This is an archive of the discontinued LLVM Phabricator instance.

[libc][rpc] Update locking to work on volta
ClosedPublic

Authored by JonChesterfield on May 4 2023, 1:14 PM.

Details

Summary

Carefully work around not knowing the thread mask that nvptx intrinsic
functions require.

If the warp is converged when calling try_lock, a single rpc call will handle
all lanes within it. Otherwise more than one rpc call with thread masks that
compose to the unknown one will occur.

Diff Detail

Event Timeline

JonChesterfield created this revision.May 4 2023, 1:14 PM
Herald added projects: Restricted Project, Restricted Project. · View Herald TranscriptMay 4 2023, 1:14 PM
JonChesterfield requested review of this revision.May 4 2023, 1:14 PM

We might end up with memory fences in lock/unlock but I'm hopeful the ones associated with send/recv will be sufficient.

Unlock is straightforward - fetch_and is doing the same thing as store zero, except making sure that at most one write of zero occurs in the warp.

Lock took a while to derive.
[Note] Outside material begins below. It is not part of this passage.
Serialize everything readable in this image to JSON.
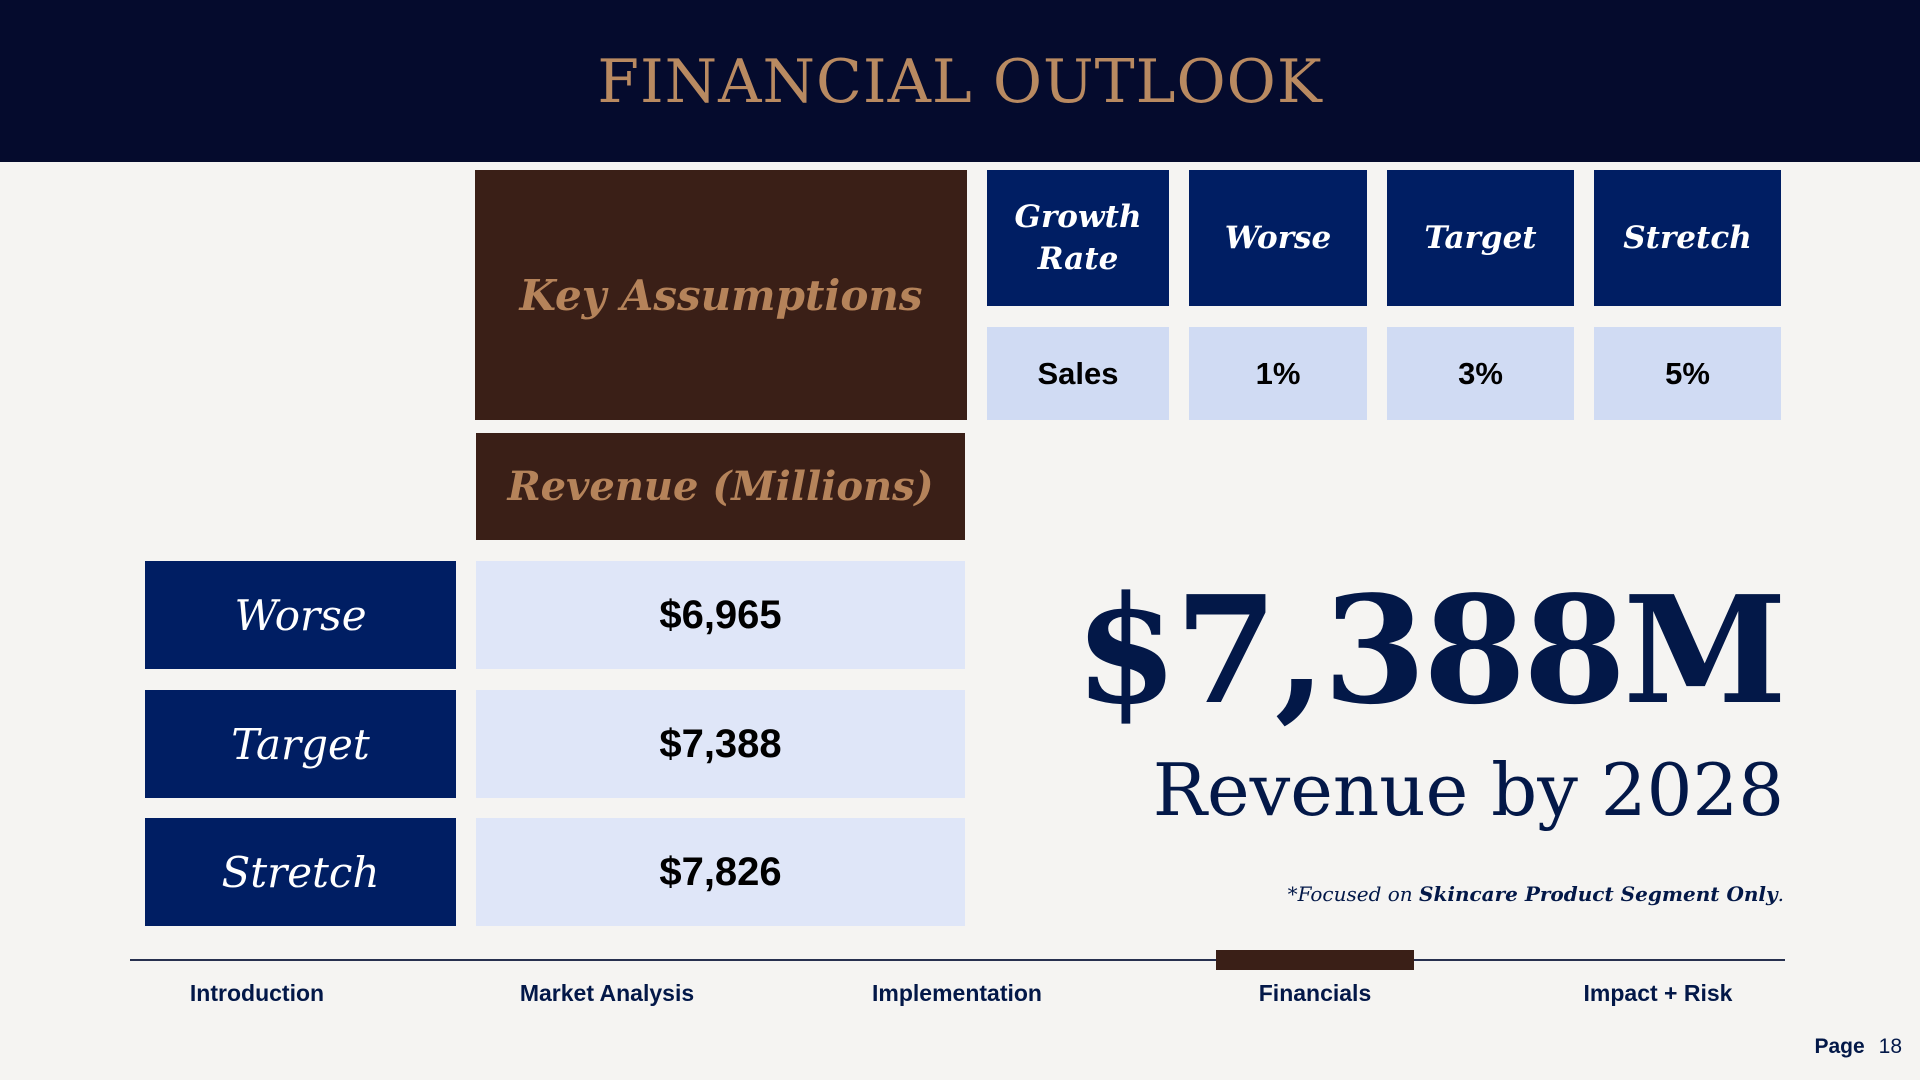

The problem is that fetch_or can be run by threads which are not in lane_mask, or by a subset of lane_mask, and the threads outside of lane_mask may be the ones that win the fetch_or to set the bit. It might be clearer to use is_first_lane in lock instead of having all threads try to take the lock.

Both avoid branching in is_first_lane, partly on performance grounds and partly because simpler control flow seems to compile more reliably. This might allow removing the broadcast functions in util.
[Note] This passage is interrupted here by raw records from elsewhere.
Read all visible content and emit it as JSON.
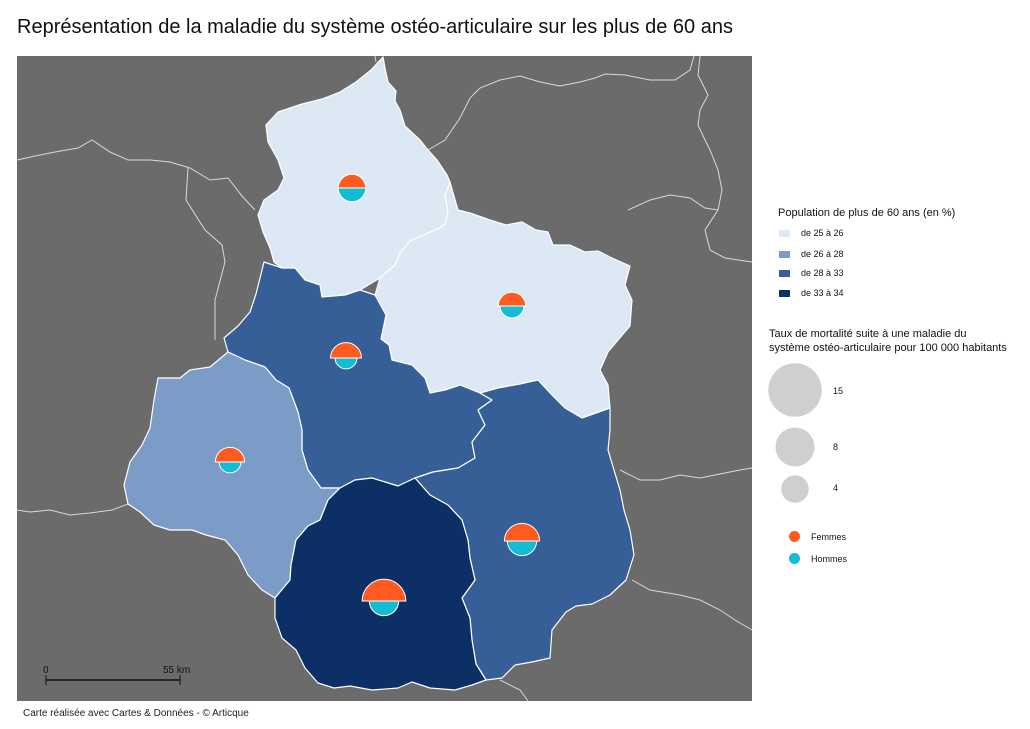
{
  "title": "Représentation de la maladie du système ostéo-articulaire sur les plus de 60 ans",
  "colors": {
    "background": "#6b6b6b",
    "border_line": "#d9d9d9",
    "femmes": "#ff5a1f",
    "hommes": "#13bcd4",
    "bubble_legend": "#cfcfcf"
  },
  "legend_population": {
    "title": "Population de plus de 60 ans (en %)",
    "classes": [
      {
        "label": "de 25 à 26",
        "color": "#dde8f5"
      },
      {
        "label": "de 26 à 28",
        "color": "#7a9cc6"
      },
      {
        "label": "de 28 à 33",
        "color": "#365f97"
      },
      {
        "label": "de 33 à 34",
        "color": "#0c2f66"
      }
    ]
  },
  "legend_mortality": {
    "title_line1": "Taux de mortalité suite à une maladie du",
    "title_line2": "système ostéo-articulaire pour 100 000 habitants",
    "sizes": [
      {
        "label": "15",
        "value": 15
      },
      {
        "label": "8",
        "value": 8
      },
      {
        "label": "4",
        "value": 4
      }
    ],
    "femmes_label": "Femmes",
    "hommes_label": "Hommes"
  },
  "regions": [
    {
      "id": "north",
      "class_index": 0,
      "femmes": 4,
      "hommes": 4
    },
    {
      "id": "northeast",
      "class_index": 0,
      "femmes": 4,
      "hommes": 3
    },
    {
      "id": "center",
      "class_index": 2,
      "femmes": 5,
      "hommes": 2.5
    },
    {
      "id": "west",
      "class_index": 1,
      "femmes": 4.5,
      "hommes": 2.5
    },
    {
      "id": "southeast",
      "class_index": 2,
      "femmes": 6.5,
      "hommes": 4.5
    },
    {
      "id": "south",
      "class_index": 3,
      "femmes": 10,
      "hommes": 4.5
    }
  ],
  "scale_bar": {
    "start_label": "0",
    "end_label": "55 km"
  },
  "credit": "Carte réalisée avec Cartes & Données - © Articque"
}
jhuber6 updated this revision to Diff 519649.May 4 2023, 2:04 PM

Fix missing header

jhuber6 accepted this revision.May 4 2023, 2:11 PM

Logic is harder to understand, but is probably more correct.

libc/src/__support/RPC/rpc.h
158

We might need another lane sync here. I'll test when I put the parallelism back in.

This revision is now accepted and ready to land.May 4 2023, 2:11 PM
  • update comment
This revision was automatically updated to reflect the committed changes.